Aim
Our study aims to identify novel non-coding RNA-mRNA regulatory networks associated with β-cell dysfunction and compensatory responses in obesity-related diabetes.
Methods
Glucose metabolism, islet architecture and secretion, and insulin sensitivity were characterized in C57BL/6J mice fed on a 60% high-fat diet (HFD) or control for 24 weeks. Islets were isolated for whole transcriptome sequencing to identify differentially expressed (DE) mRNAs, miRNAs, IncRNAs, and circRNAs. Regulatory networks involving miRNA–mRNA, lncRNA–mRNA, and lncRNA–miRNA–mRNA were constructed and functions were assessed through Gene Ontology (GO) and Kyoto Encyclopedia of Genes and Genomes (KEGG) enrichment analyses.
Results
Despite compensatory hyperinsulinemia and a significant increase in β-cell mass with a slow rate of proliferation, HFD mice exhibited impaired glucose tolerance. In isolated islets, insulin secretion in response to glucose and palmitic acid deteriorated after 24 weeks of HFD. Whole transcriptomic sequencing identified a total of 1324 DE mRNAs, 14 DE miRNAs, 179 DE lncRNAs, and 680 DE circRNAs. Our transcriptomic dataset unveiled several core regulatory axes involved in the impaired insulin secretion in HFD mice, such as miR-6948-5p/Cacna1c, miR-6964-3p/Cacna1b, miR-3572-5p/Hk2, miR-3572-5p/Cckar and miR-677-5p/Camk2d.

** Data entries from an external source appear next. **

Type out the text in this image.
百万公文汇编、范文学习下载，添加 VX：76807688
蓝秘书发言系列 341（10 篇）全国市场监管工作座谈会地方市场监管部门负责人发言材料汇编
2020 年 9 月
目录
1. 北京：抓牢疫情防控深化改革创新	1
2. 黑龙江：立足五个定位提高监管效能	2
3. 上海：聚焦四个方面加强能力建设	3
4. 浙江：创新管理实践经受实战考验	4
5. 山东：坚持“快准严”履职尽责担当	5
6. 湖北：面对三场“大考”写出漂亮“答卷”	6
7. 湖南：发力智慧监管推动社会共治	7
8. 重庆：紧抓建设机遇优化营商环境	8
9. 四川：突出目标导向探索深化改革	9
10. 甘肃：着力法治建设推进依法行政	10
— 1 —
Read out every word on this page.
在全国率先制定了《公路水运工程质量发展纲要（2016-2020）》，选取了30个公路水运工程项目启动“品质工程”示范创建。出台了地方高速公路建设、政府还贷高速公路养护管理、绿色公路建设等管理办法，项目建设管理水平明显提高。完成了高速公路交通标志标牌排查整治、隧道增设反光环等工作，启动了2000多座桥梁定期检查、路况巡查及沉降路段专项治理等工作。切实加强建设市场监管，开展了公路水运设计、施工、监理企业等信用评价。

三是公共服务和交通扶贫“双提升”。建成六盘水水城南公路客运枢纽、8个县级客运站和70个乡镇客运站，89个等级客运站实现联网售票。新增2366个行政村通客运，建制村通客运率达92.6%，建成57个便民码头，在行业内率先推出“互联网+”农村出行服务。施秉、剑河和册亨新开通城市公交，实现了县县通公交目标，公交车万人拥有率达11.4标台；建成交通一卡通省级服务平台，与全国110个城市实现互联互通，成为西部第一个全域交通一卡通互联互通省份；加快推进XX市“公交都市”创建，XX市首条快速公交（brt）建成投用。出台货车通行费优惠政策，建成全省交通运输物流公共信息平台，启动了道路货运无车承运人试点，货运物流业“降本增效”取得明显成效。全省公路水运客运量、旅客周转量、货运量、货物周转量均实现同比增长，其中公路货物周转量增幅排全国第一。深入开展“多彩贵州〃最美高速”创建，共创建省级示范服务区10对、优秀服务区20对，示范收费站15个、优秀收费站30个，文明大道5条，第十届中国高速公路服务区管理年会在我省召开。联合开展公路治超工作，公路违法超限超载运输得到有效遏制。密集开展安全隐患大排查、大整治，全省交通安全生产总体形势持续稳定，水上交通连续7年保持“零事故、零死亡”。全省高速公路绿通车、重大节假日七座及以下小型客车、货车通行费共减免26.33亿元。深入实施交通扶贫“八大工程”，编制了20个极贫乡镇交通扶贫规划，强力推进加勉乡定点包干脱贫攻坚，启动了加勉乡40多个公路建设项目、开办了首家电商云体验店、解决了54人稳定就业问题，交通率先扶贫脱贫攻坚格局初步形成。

Additionally, proliferative and apoptotic targets, including miR-216a-3p/FKBP5, miR-670-3p/Foxo3, miR-677-5p/RIPK1, miR-802-3p/Smad2 and ENSMUST00000176781/Caspase9 possibly contribute to the increased β-cell mass in HFD islets. Furthermore, competing endogenous RNAs (ceRNA) regulatory network involving 7 DE miRNAs, 15 DE lncRNAs and 38 DE mRNAs might also participate in the development of HFD-induced diabetes.
Conclusions
The comprehensive whole transcriptomic sequencing revealed novel non-coding RNA-mRNA regulatory networks associated with impaired insulin secretion and increased β-cell mass in obesity-related diabetes.